4 years ago

Light-inducible antimiR-92a as a therapeutic strategy to promote skin repair in healing-impaired diabetic mice

Light-inducible antimiR-92a as a therapeutic strategy to promote skin repair in healing-impaired diabetic mice
Patricia Müller, Tina Lucas, Sabine A. Eming, Florian Schäfer, Stefanie Dimmeler, Alexander Heckel
MicroRNAs (miRs) are small non-coding RNAs that post-transcriptionally control gene expression. Inhibition of miRs by antisense RNAs (antimiRs) might be a therapeutic option for many diseases, but systemic inhibition can have adverse effects. Here we show that light-activatable antimiRs efficiently and locally restricted target miR activity in vivo. We use an antimiR-92a and establish a therapeutic benefit in diabetic wound healing.

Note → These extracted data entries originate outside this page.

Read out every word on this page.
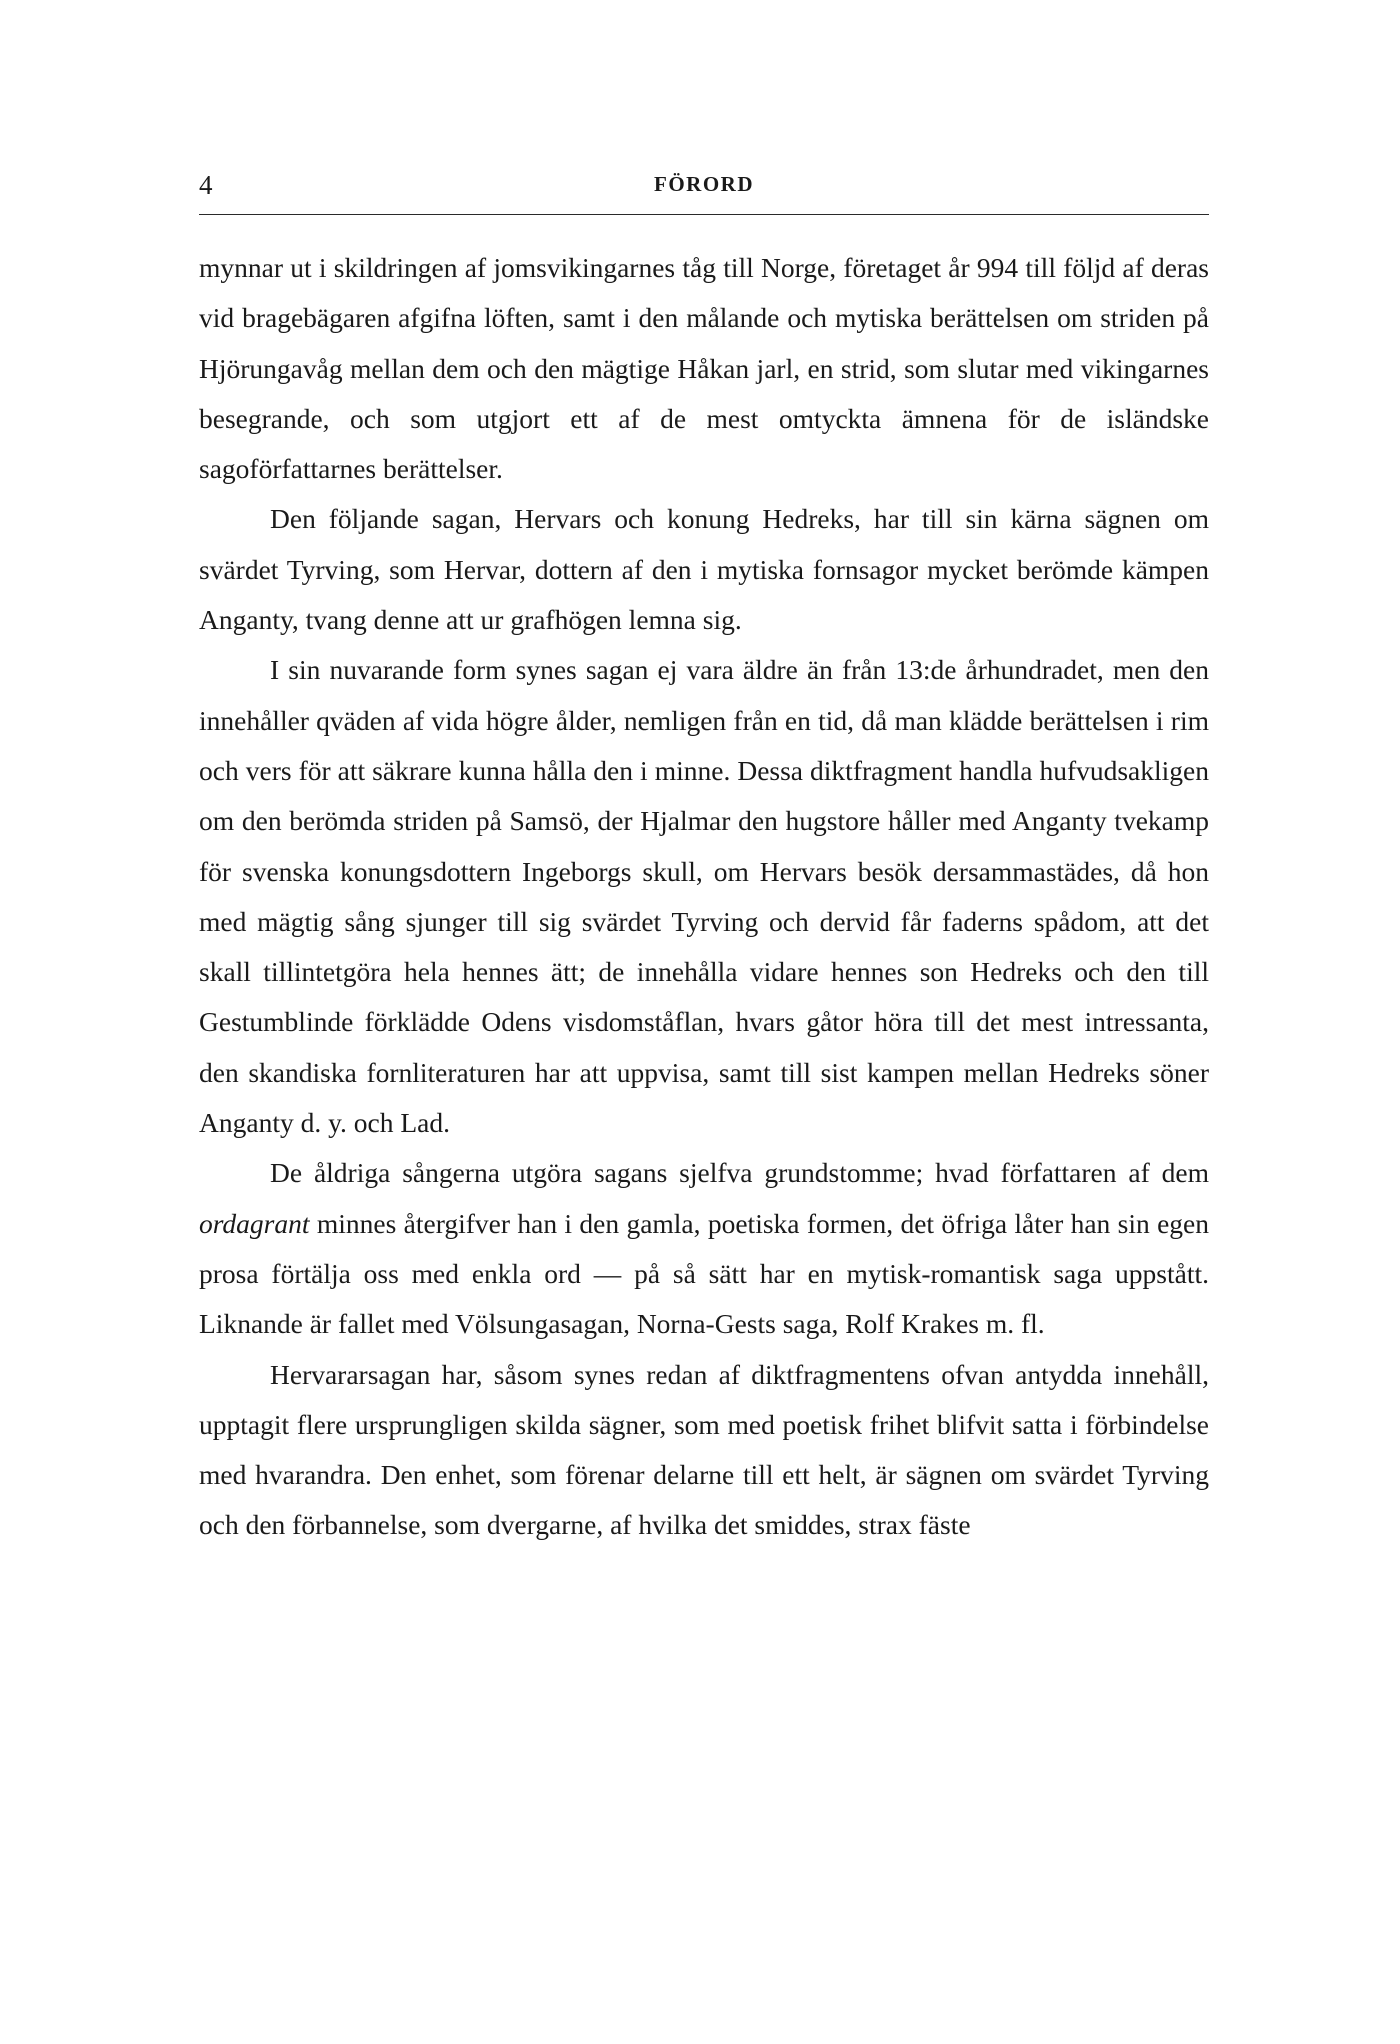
4	FÖRORD

mynnar ut i skildringen af jomsvikingarnes tåg till Norge, företaget år 994 till följd af deras vid bragebägaren afgifna löften, samt i den målande och mytiska berättelsen om striden på Hjörungavåg mellan dem och den mägtige Håkan jarl, en strid, som slutar med vikingarnes besegrande, och som utgjort ett af de mest omtyckta ämnena för de isländske sagoförfattarnes berättelser.

Den följande sagan, Hervars och konung Hedreks, har till sin kärna sägnen om svärdet Tyrving, som Hervar, dottern af den i mytiska fornsagor mycket berömde kämpen Anganty, tvang denne att ur grafhögen lemna sig.

I sin nuvarande form synes sagan ej vara äldre än från 13:de århundradet, men den innehåller qväden af vida högre ålder, nemligen från en tid, då man klädde berättelsen i rim och vers för att säkrare kunna hålla den i minne. Dessa diktfragment handla hufvudsakligen om den berömda striden på Samsö, der Hjalmar den hugstore håller med Anganty tvekamp för svenska konungsdottern Ingeborgs skull, om Hervars besök dersammastädes, då hon med mägtig sång sjunger till sig svärdet Tyrving och dervid får faderns spådom, att det skall tillintetgöra hela hennes ätt; de innehålla vidare hennes son Hedreks och den till Gestumblinde förklädde Odens visdomståflan, hvars gåtor höra till det mest intressanta, den skandiska fornliteraturen har att uppvisa, samt till sist kampen mellan Hedreks söner Anganty d. y. och Lad.

De åldriga sångerna utgöra sagans sjelfva grundstomme; hvad författaren af dem ordagrant minnes återgifver han i den gamla, poetiska formen, det öfriga låter han sin egen prosa förtälja oss med enkla ord — på så sätt har en mytisk-romantisk saga uppstått. Liknande är fallet med Völsungasagan, Norna-Gests saga, Rolf Krakes m. fl.

Hervararsagan har, såsom synes redan af diktfragmentens ofvan antydda innehåll, upptagit flere ursprungligen skilda sägner, som med poetisk frihet blifvit satta i förbindelse med hvarandra. Den enhet, som förenar delarne till ett helt, är sägnen om svärdet Tyrving och den förbannelse, som dvergarne, af hvilka det smiddes, strax fäste
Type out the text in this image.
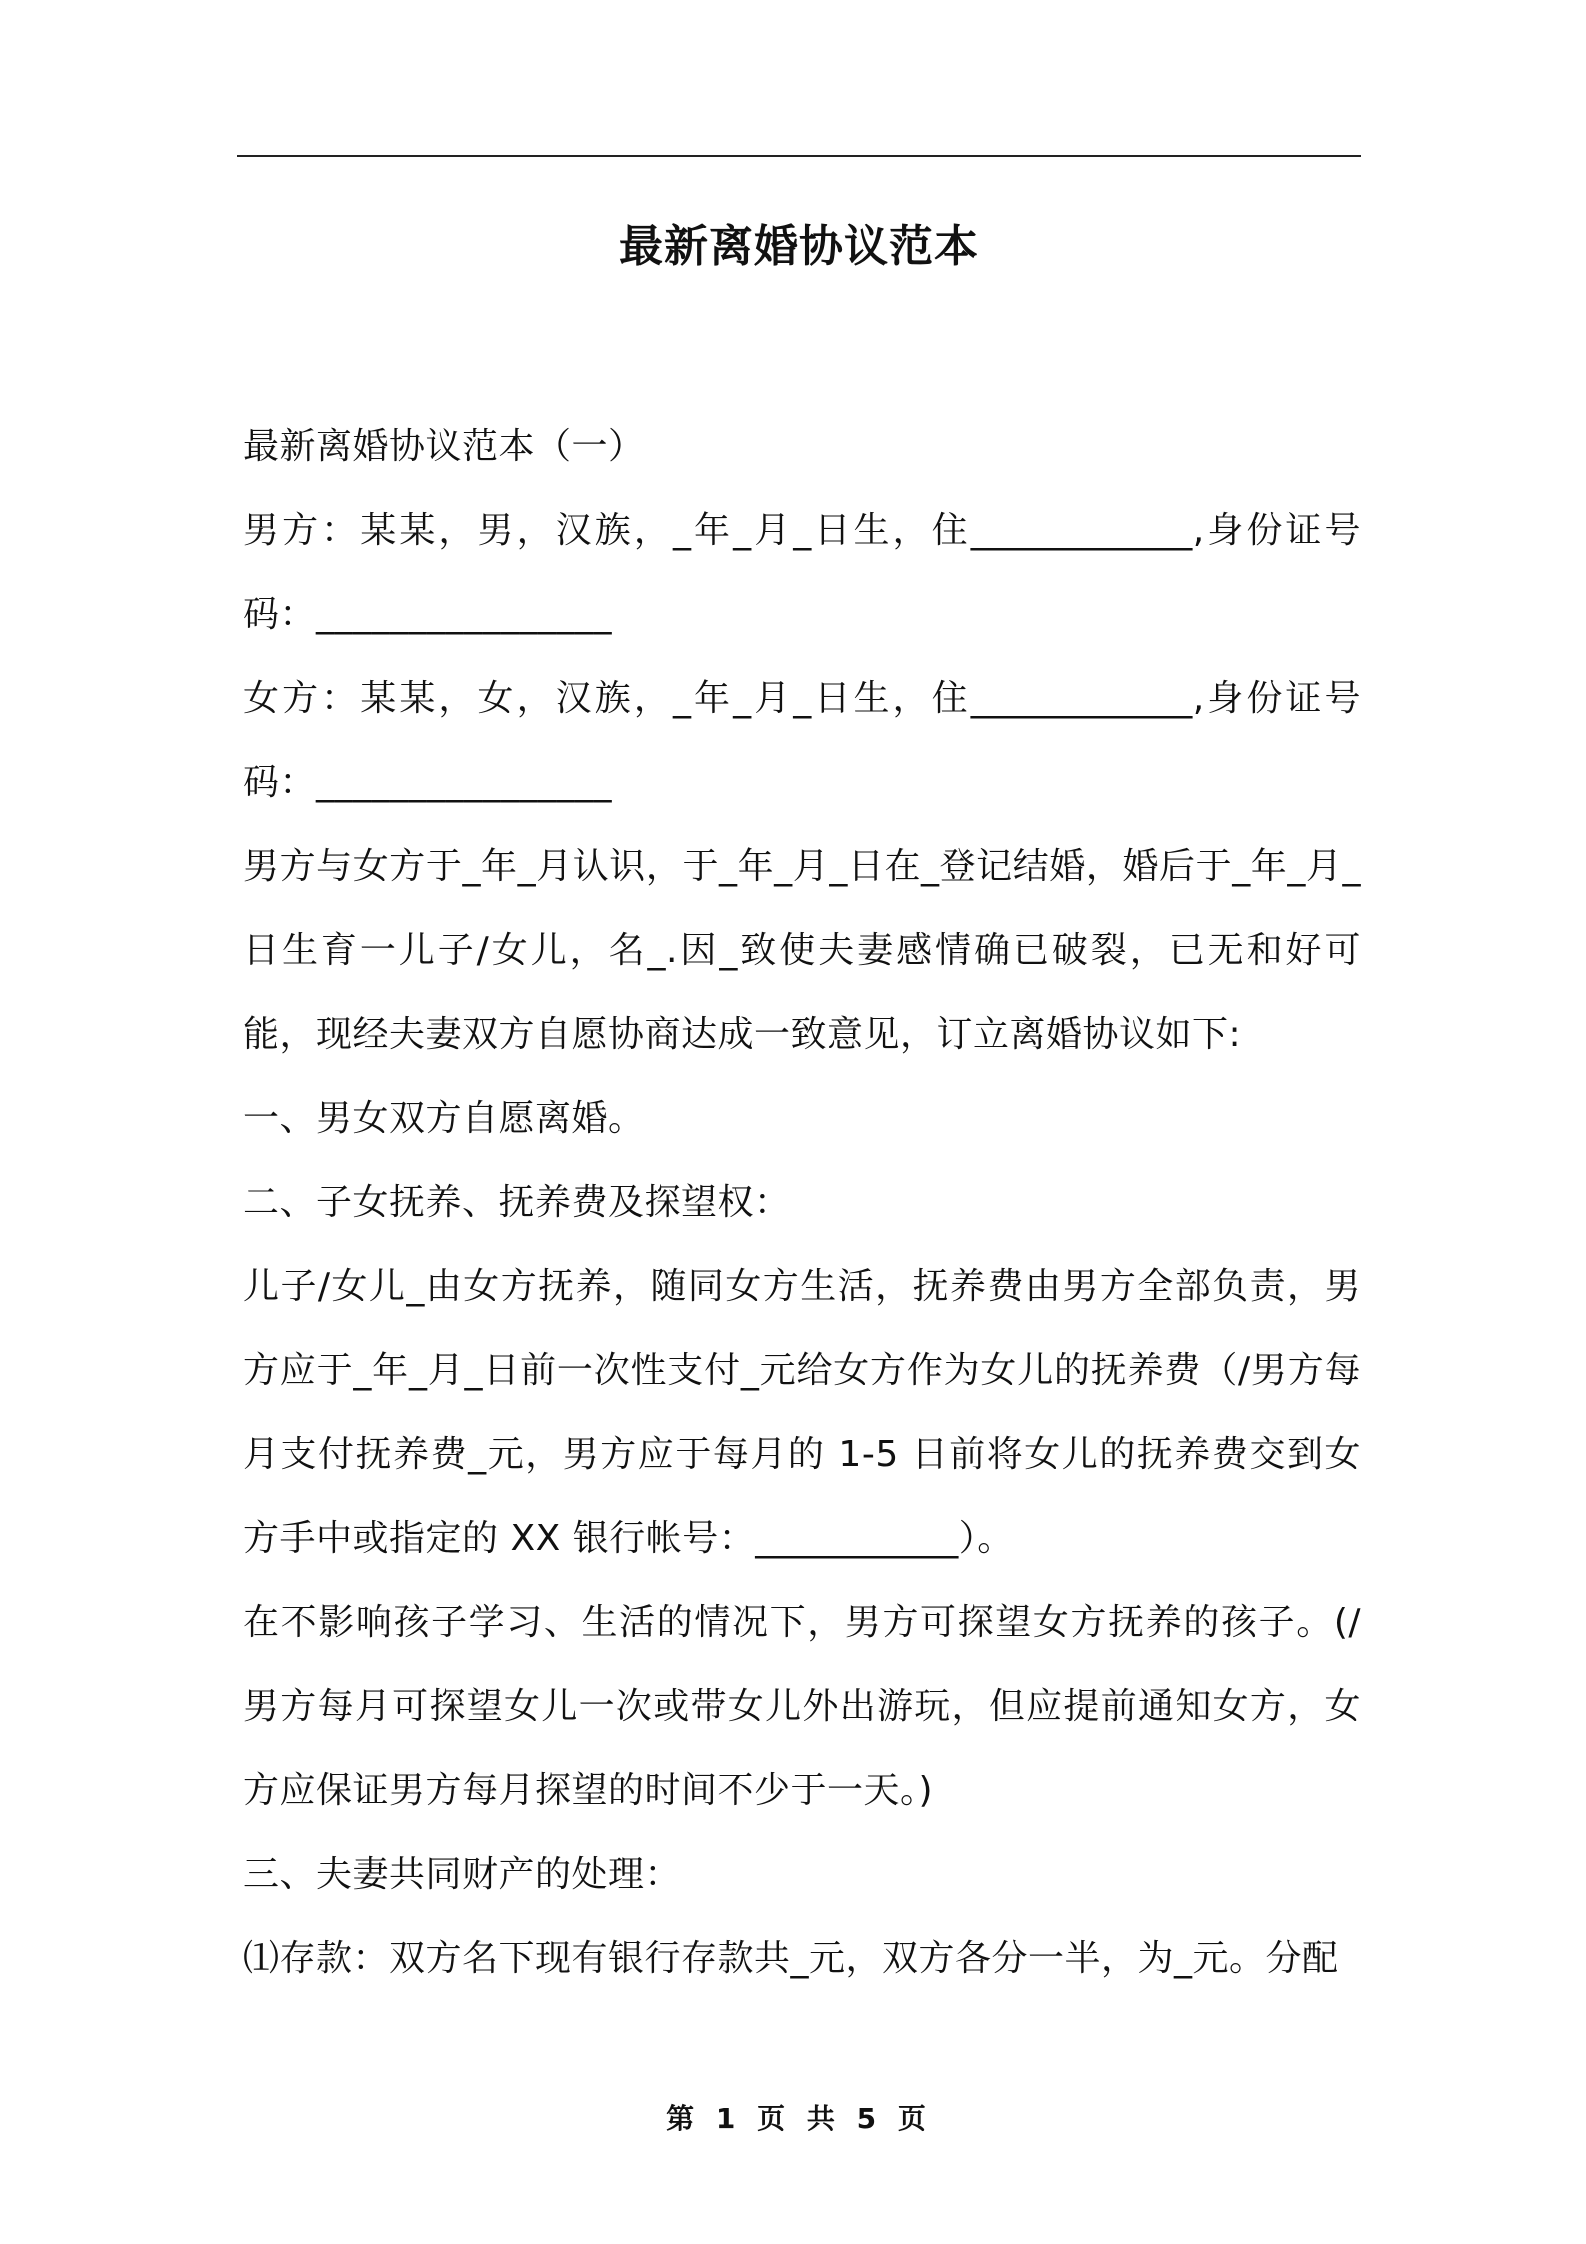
最新离婚协议范本

最新离婚协议范本（一）

男方：某某，男，汉族，_年_月_日生，住____________,身份证号码：________________

女方：某某，女，汉族，_年_月_日生，住____________,身份证号码：________________

男方与女方于_年_月认识，于_年_月_日在_登记结婚，婚后于_年_月_日生育一儿子/女儿，名_.因_致使夫妻感情确已破裂，已无和好可能，现经夫妻双方自愿协商达成一致意见，订立离婚协议如下:

一、男女双方自愿离婚。

二、子女抚养、抚养费及探望权：

儿子/女儿_由女方抚养，随同女方生活，抚养费由男方全部负责，男方应于_年_月_日前一次性支付_元给女方作为女儿的抚养费（/男方每月支付抚养费_元，男方应于每月的 1-5 日前将女儿的抚养费交到女方手中或指定的 XX 银行帐号：___________）。

在不影响孩子学习、生活的情况下，男方可探望女方抚养的孩子。(/男方每月可探望女儿一次或带女儿外出游玩，但应提前通知女方，女方应保证男方每月探望的时间不少于一天。)

三、夫妻共同财产的处理：

⑴存款：双方名下现有银行存款共_元，双方各分一半，为_元。分配

第 1 页 共 5 页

AntimiR-92a is modified with photolabile protecting groups, so called ‘cages’. Irradiation activates intradermally injected caged antimiR-92a without substantially affecting miR-92a expression in other organs. Light activation of caged antimiR-92a improves healing in diabetic mice to a similar extent as conventional antimiRs and derepresses the miR-92a targets Itga5 and Sirt1, thereby regulating wound cell proliferation and angiogenesis. These data show that light can be used to locally activate therapeutically active antimiRs in vivo.